Percent batch correct: 32.8125%
Average loss: 2.1219. Predicted: 8, actual: 8: We got it right!
Loss: 1.89751, -2.44847 -2.54296 -2.43445 -1.92324 -3.07031 -2.50595 -2.27749 -2.1481 -1.89751 -2.26366
          .******           
         *XXXXXXXXX.        
        .XXXXX**XXXX        
        XXXX.    XXX.       
        XXX*     *XX*       
       .XXX.     .XX*       
        XXX.     *XX.       
        XXX.     XXX        
        *XXX.   XXXX        
         *XXX. .XXX*        
         .XXXXXXXXX*        
           *XXXXXXX         
            XXXXXX.         
          .XXXXXXX.         
         .XXXXXXXXX         
        .XXX*   XXX*        
        *XXX    XXX*        
        XXX*    XXX*        
        XXX.    *XX*        
        XXX*    XXX*        
        *XXX*.*XXXX*        
        *XXXXXXXXXX.        
         .XXXXXXX.          
           *****            

This software is meant to accompany a series of blog posts introducing deep learning from the ground up. That series hasn't started yet as I am still figuring out how this stuff works.

A more modern convolutional network can be found in tensor-convo.cc and after hours and hours of crunching it will produce a network that you can feed to img-ocr.cc. If the stars align, and handwritten 'print' letters in an image will be recognized by the network.

If you want to see something cool already, take a look at testrunner.cc which already shows some of the autogradient stuff.

Getting started

Checkout the repository, run cmake . and then make. To actually do something download the EMNIST dataset and unzip it. There's no need to gunzip the .gz files.

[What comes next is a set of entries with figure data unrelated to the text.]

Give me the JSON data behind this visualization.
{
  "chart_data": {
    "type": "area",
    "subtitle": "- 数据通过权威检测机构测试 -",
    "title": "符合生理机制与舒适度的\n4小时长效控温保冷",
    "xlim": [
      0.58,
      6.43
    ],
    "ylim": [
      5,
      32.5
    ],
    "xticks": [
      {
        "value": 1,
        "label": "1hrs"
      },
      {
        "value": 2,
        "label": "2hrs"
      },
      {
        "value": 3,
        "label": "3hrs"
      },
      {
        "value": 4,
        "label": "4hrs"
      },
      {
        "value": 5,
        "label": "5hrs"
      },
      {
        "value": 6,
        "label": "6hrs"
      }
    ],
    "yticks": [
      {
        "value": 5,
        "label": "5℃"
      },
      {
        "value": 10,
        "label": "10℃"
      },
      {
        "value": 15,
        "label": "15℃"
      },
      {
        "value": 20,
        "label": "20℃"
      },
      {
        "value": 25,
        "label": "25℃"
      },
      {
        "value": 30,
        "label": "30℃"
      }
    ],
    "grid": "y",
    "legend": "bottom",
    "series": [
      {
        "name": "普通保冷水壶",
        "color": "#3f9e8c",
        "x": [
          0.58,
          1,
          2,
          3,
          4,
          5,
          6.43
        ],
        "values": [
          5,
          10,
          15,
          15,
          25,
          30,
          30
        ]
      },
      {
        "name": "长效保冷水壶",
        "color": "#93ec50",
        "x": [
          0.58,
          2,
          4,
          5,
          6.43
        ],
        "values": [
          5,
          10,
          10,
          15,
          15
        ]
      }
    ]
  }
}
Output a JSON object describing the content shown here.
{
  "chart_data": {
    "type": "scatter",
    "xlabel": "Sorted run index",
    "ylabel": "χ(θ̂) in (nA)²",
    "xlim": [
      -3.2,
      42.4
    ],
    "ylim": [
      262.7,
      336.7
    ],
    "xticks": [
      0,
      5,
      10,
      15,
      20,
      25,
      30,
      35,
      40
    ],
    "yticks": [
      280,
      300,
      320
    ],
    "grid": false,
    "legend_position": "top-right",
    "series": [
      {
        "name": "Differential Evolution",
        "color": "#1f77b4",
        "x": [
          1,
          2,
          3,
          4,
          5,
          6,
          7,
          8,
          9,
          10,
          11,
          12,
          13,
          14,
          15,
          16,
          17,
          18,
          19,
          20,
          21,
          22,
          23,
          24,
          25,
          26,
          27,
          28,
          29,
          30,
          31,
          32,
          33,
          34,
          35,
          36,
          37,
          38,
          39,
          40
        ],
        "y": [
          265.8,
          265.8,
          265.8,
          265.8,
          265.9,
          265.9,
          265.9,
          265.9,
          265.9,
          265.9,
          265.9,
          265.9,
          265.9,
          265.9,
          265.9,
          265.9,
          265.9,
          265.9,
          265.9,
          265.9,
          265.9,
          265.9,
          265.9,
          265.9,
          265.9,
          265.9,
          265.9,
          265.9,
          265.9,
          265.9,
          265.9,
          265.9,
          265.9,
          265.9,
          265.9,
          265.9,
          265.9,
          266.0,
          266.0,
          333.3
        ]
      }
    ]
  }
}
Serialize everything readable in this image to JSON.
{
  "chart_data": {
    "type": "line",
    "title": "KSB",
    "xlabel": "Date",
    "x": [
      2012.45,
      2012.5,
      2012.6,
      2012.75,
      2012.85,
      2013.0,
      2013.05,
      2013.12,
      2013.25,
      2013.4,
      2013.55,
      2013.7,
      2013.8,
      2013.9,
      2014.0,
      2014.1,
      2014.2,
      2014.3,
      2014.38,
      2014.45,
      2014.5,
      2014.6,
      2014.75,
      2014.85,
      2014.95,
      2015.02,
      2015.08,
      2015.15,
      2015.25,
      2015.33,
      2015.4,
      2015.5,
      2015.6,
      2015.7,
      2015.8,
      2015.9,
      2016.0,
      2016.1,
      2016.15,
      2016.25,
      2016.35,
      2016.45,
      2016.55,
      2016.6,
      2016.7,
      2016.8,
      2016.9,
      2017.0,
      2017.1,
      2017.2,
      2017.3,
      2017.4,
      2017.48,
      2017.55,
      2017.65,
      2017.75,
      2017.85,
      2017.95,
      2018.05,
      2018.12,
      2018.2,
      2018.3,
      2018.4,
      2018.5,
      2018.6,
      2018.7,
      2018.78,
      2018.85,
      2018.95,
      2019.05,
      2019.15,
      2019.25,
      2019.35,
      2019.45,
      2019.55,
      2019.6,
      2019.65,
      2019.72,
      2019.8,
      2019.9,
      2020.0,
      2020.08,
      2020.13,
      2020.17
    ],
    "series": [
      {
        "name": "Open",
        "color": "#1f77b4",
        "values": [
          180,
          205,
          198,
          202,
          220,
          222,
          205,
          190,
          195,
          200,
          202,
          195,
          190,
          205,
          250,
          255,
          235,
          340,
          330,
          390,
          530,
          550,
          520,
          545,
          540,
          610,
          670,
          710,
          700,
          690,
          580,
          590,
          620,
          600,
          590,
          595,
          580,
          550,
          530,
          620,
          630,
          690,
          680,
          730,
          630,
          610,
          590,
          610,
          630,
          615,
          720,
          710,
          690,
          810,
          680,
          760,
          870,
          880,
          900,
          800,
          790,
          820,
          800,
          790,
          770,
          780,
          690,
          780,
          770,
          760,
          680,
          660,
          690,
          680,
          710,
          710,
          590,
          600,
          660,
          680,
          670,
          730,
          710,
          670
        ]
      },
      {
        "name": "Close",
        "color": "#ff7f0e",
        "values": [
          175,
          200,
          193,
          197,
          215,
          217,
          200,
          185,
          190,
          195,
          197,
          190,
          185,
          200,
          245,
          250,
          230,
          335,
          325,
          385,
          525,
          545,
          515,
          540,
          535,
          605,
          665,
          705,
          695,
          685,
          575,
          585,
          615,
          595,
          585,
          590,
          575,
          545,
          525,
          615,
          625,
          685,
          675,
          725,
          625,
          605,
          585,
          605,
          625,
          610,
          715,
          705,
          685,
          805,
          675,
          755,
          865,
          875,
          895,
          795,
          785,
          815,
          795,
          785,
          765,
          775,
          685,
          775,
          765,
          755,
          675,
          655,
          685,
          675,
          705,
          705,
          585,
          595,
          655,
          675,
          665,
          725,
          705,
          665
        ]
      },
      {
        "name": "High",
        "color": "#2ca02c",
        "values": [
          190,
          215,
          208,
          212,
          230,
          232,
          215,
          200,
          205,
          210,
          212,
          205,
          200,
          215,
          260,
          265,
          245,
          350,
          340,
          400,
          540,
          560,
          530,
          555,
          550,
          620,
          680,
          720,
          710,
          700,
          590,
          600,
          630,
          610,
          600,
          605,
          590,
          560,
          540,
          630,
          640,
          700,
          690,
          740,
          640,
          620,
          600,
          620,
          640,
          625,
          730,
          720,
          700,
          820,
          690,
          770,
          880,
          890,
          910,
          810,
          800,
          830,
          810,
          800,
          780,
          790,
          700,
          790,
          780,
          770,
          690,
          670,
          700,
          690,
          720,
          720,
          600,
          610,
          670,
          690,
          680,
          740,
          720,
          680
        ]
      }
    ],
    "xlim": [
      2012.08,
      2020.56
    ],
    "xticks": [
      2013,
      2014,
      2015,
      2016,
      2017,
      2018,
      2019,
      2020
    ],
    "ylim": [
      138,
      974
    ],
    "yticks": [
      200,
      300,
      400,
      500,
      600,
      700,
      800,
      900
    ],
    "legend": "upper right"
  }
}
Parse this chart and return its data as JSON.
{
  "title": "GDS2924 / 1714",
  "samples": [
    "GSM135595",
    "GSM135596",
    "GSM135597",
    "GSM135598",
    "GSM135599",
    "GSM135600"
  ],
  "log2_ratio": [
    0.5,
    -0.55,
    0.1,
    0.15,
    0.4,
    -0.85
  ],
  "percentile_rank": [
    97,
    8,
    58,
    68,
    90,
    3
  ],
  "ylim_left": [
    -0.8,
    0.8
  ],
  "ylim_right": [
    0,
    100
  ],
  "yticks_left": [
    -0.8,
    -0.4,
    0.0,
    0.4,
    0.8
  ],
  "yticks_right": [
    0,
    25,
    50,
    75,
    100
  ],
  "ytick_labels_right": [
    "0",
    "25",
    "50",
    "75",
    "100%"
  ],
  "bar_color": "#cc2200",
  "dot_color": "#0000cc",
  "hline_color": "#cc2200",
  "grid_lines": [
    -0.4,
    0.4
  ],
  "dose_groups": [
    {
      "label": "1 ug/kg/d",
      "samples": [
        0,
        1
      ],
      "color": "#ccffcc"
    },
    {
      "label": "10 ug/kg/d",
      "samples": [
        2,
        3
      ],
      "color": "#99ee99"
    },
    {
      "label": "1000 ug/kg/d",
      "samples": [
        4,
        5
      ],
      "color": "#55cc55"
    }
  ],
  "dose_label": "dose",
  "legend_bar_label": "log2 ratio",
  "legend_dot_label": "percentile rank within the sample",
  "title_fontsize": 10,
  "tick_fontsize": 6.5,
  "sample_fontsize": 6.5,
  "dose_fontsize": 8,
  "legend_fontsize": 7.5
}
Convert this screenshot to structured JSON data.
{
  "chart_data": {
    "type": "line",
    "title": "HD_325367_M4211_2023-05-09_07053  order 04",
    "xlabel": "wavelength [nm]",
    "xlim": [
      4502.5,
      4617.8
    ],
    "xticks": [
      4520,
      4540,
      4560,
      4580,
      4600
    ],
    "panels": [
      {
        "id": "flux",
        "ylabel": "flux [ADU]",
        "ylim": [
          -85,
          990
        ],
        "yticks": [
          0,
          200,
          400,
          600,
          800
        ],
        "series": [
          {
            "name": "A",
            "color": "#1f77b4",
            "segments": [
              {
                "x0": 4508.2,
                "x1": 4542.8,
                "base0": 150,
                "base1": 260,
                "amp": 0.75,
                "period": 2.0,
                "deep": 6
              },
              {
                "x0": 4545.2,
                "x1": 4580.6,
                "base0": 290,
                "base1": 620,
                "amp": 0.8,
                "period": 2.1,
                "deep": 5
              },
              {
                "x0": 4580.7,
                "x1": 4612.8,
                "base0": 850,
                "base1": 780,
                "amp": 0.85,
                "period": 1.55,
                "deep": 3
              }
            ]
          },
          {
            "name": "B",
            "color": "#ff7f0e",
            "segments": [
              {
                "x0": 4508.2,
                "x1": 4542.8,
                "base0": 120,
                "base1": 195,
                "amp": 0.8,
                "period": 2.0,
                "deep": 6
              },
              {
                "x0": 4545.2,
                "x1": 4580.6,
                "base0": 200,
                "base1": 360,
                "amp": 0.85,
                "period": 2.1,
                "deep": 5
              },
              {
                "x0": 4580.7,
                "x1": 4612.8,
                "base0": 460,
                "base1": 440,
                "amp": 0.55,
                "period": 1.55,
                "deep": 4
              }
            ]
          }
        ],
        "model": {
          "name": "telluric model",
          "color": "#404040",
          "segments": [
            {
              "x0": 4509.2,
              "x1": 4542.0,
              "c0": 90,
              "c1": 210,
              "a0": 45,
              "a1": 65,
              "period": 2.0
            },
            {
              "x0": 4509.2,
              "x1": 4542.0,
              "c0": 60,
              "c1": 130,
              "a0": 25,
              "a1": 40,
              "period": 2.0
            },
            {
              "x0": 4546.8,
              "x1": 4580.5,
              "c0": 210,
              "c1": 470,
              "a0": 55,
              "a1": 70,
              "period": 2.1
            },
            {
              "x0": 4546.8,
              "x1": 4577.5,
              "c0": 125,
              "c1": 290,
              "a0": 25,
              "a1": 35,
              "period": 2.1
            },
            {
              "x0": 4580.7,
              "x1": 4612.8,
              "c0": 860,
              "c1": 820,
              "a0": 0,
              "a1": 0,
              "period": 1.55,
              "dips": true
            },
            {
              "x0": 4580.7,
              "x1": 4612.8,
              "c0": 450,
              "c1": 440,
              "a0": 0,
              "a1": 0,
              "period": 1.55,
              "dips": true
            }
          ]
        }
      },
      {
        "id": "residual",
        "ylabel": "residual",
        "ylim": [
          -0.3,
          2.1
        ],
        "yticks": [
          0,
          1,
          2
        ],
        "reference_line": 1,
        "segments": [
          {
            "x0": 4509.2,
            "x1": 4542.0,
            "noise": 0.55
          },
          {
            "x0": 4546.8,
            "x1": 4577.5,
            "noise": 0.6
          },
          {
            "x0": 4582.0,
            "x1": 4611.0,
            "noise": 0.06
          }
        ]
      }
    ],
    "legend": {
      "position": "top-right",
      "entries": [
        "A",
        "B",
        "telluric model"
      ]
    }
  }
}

Next up, run ./tensor or ./first-convo and wonder what you are seeing.

Data

https://www.nist.gov/itl/products-and-services/emnist-dataset

https://arxiv.org/pdf/1702.05373v1 http://yann.lecun.com/exdb/mnist/

Inspiration & Similar projects

https://github.com/fastai/fastbook/blob/master/04_mnist_basics.ipynb

Also really good: https://pytorch.org/tutorials/beginner/nn_tutorial.html

PicoGPT

NanoGPT

Internals

Use TrackedNumber to build networks. You can also run them there if you want, but a faster way is to export them as 'Work' objects, which are a solid slab of contiguous memory.